I had a look at part of that pdf and I don't think the author really gets it. The essence of most nonlocality experiments is that if you send entangled photons off to two separate detectors with polarising filters in front of them then the correlation between the two photons getting through varies dependent on the angle between the two polarisers in a way that can only be explained by photon 1 kind of knowing what the angle of photon 2's polariser is or visa versa. How do they know that when far apart? See Bell's Theorem for more details.

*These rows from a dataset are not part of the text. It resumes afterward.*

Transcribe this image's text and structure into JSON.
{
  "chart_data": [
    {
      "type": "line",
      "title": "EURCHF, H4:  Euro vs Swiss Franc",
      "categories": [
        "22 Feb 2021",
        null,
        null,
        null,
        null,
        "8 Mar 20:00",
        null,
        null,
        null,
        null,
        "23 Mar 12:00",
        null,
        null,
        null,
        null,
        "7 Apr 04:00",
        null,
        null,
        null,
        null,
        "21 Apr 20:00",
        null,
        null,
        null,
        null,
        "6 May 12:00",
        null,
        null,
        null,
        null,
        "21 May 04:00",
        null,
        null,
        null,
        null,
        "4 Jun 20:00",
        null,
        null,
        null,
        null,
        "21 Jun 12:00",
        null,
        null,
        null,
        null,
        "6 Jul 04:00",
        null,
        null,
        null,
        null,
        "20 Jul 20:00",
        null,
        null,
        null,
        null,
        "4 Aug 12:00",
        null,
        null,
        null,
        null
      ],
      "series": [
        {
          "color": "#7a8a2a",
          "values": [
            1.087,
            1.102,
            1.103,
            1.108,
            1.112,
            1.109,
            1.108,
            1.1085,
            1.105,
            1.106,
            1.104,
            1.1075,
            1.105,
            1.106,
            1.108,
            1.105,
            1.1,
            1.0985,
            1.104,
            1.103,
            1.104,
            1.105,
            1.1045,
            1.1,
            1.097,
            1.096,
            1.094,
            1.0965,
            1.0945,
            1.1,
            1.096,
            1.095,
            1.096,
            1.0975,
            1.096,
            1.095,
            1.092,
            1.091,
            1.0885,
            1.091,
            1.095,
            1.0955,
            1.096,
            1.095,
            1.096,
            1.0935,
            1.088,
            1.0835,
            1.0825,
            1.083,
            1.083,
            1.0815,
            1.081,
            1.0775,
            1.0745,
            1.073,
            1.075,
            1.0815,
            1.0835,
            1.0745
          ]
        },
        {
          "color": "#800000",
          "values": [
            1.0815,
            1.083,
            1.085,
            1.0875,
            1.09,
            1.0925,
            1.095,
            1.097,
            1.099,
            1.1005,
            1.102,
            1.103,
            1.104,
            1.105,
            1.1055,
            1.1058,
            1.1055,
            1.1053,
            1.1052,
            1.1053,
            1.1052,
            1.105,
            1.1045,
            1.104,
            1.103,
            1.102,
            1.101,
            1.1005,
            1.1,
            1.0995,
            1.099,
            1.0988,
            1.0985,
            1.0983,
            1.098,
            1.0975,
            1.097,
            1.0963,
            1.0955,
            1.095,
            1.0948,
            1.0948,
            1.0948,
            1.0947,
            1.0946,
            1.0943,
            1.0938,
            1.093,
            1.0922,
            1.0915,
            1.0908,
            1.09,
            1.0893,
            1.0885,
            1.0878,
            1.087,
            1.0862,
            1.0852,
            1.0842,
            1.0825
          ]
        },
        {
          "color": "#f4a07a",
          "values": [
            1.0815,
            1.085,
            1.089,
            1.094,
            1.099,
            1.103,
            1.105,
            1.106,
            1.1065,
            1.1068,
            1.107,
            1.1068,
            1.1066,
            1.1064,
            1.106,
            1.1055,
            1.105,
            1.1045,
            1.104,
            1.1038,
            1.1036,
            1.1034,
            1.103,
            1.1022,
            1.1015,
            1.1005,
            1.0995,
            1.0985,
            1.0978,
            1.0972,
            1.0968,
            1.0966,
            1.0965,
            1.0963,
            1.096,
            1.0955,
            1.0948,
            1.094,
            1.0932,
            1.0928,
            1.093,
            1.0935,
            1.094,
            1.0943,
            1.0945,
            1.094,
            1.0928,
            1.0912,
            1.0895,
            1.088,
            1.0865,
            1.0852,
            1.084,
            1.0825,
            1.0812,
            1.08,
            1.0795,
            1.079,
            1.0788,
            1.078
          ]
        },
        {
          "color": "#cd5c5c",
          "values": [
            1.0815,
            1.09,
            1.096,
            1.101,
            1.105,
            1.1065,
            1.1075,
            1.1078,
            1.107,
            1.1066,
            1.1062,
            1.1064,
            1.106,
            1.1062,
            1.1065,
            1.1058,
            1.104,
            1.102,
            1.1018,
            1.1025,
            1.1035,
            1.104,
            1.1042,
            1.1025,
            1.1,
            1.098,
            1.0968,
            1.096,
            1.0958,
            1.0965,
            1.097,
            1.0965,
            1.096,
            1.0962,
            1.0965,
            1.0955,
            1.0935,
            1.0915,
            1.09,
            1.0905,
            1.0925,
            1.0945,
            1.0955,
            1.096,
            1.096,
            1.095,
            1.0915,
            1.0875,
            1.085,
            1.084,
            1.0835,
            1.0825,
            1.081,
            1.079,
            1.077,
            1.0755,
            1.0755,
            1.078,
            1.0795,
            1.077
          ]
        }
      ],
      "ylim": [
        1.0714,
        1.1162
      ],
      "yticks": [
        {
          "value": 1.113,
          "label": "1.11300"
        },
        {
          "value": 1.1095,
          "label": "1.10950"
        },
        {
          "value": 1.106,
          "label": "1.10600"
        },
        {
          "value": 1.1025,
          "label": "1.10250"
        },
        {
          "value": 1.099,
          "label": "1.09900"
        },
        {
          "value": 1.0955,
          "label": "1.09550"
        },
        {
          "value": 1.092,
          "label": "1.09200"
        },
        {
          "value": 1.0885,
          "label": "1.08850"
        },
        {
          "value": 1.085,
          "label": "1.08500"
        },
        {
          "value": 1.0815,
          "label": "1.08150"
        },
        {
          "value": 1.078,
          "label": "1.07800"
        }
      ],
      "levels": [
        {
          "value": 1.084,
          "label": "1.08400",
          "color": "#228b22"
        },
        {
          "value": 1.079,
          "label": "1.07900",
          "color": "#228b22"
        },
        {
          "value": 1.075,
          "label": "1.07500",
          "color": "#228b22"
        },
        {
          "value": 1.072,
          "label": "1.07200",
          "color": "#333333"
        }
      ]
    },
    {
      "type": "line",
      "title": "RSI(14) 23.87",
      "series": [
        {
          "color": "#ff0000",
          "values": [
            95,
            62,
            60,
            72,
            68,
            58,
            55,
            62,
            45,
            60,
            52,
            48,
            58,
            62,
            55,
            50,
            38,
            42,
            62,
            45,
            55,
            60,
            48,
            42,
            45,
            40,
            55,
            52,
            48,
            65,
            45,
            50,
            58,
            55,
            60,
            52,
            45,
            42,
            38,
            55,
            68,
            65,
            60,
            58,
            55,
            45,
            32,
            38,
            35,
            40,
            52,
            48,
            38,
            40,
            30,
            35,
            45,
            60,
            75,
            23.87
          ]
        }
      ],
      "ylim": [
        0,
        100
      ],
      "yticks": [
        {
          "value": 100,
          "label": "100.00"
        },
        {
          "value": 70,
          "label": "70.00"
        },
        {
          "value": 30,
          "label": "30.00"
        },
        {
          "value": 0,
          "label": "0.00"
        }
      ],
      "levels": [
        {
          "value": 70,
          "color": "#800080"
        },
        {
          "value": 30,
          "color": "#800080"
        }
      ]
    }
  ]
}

Really it boils down to the fact that (to quote a very insightful comment I can no longer recall the author of) “if I flip a coin and look at it whilst hiding it from your sight, the outcome is perfectly deterministic for me but it is still perfectly random for you” (and, I'll add, the maximum speed at which I can “de-randomise” the outcome for you is by telling you what I measured (at the speed of light)).
No, there really is a difference between a flipped coin and an unobserved particle: the latter can interfere with itself. A coin will not interfere with itself after you flip it even if you don't look at the outcome.
Fair enough: single-particle-at-the-time double-slit-experiment is relevant here, but I didn't have it in mind when I was thinking of remote entangled particles being measured. My bad.
This is just getting at the basic insight that probabilities are most usefully thought of as being subjective. The coin will land on either side depending on the torque applied and air resistance and whatnot. 50% is only a measure of our subjective uncertainty. This isn't about quantum mechanics.
I'm the author, and I assure you I am (and was) aware of Bell's theorem, notwithstanding that I didn't actually mention it in the paper. Bell's theorem in no way invalidates what I said. It is in fact a theorem of its own that measuring one EPR particle cannot affect the outcome of any experiment performed on its partner.
I've argued that for years. If "collapsedness" is property of a particle, then measuring one branch of a stream of entangled particles would modulate the collapsedness of the other branch and could be used for FLT communication. The bottom line is that nobody can tell the difference between a particle whose wave function collapsed and one that didn't. The conclusions from that is that wave function collapse is fiction. That video makes the same point in a more formal way.